LET PETROL GO!Today, we have to cope with the ever-increasing cost of petrol, so if there was an alternative that was around half the price, shouldn’t you consider it for your 4×4? We went to visit WCRLPG to find out the latest about this alternative fuel option

Words: Nigel Fryatt
Photography: Nigel Fryatt, WCRLPG

There was something wonderfully appropriate when Mark Wain showed us under the bonnet for our first view of one of his LPG conversions. It was fitted to a lightweight Land Rover of late 1970s vintage; technically simple, and easy to understand and appreciate, the conversion looked as though it was designed to be there. There was nothing add-on about it… apart from the fact that the LPG vaporiser was a little bit cleaner and more shiny compared to the rest of the Land Rover’s hard worked engine.
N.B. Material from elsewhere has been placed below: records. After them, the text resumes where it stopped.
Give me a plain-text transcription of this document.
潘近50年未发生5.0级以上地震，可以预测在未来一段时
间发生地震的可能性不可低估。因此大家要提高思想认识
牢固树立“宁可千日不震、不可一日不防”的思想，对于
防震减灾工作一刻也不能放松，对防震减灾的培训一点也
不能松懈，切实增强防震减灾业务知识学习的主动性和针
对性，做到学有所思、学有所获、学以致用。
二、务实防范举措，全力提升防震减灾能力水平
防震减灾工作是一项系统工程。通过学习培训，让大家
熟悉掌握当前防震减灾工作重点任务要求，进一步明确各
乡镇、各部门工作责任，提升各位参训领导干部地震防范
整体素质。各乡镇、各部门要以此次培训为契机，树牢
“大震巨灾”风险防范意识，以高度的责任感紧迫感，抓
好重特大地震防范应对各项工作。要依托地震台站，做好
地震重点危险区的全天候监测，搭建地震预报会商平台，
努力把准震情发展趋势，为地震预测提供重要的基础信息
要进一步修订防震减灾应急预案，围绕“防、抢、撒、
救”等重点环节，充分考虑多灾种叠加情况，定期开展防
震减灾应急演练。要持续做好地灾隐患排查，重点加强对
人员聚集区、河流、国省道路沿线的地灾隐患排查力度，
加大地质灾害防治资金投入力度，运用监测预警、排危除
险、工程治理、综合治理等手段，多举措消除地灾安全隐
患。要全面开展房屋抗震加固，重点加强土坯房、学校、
A neat conversion and it had been completed by Mark’s 14-year old son, Joseph.

It was appropriate as the origins of LPG-powered cars are thought to go back to the 1940s and the fuel was being used due to a shortage of petrol. Today, there’s a similar shortage, not of petrol admittedly, but of the cash to pay for it. Not surprisingly therefore demand for LPG-conversions is keeping Mark Wain very busy, and most of that business is on 4×4 vehicles, which is why we were there to find out more. With petrol costs rising inexorably, is this the way you should go with your 4×4? Time for an admission here, this author has little experience of LPG powered vehicles, so we went to Mark’s Norfolk premises with an open mind, and a lot of questions. The time spent there was certainly eye opening and has convinced me that LPG conversions and 4x4s go together pretty well, and that the number on our roads is likely to grow.

Mark Wain has been in the car conversion business since he was 15, working on classic cars. Interestingly, it was the change in fuelling that hit classic cars when petrol went unleaded that actually got him started with LPG. His business was classic car restorations and when the fuelling changed, taking the lead additives from standard pump fuel, a lot of his time was in doing ‘unleaded’ cylinder head conversions – which brings back memories, since I remember having just such a conversion done on my Ford crossflow engine in my Caterham Seven by the then well-known British engine specialist, Oselli. Those were the days…. The unleaded cylinder head conversion was certainly popular at the time and it seems that some members of the classic car fraternity particularly those driving Rovers, then asked Mark as he was doing unleaded conversions, would it be possible to convert their classic Rovers to LPG? A few were done, and the whole thing snowballed and now after over 20 years in the business, Mark is concentrating on LPG conversions to 4x4s and after spending the day in the particularly windswept and frozen wilds of North Norfolk, we can fully understand why.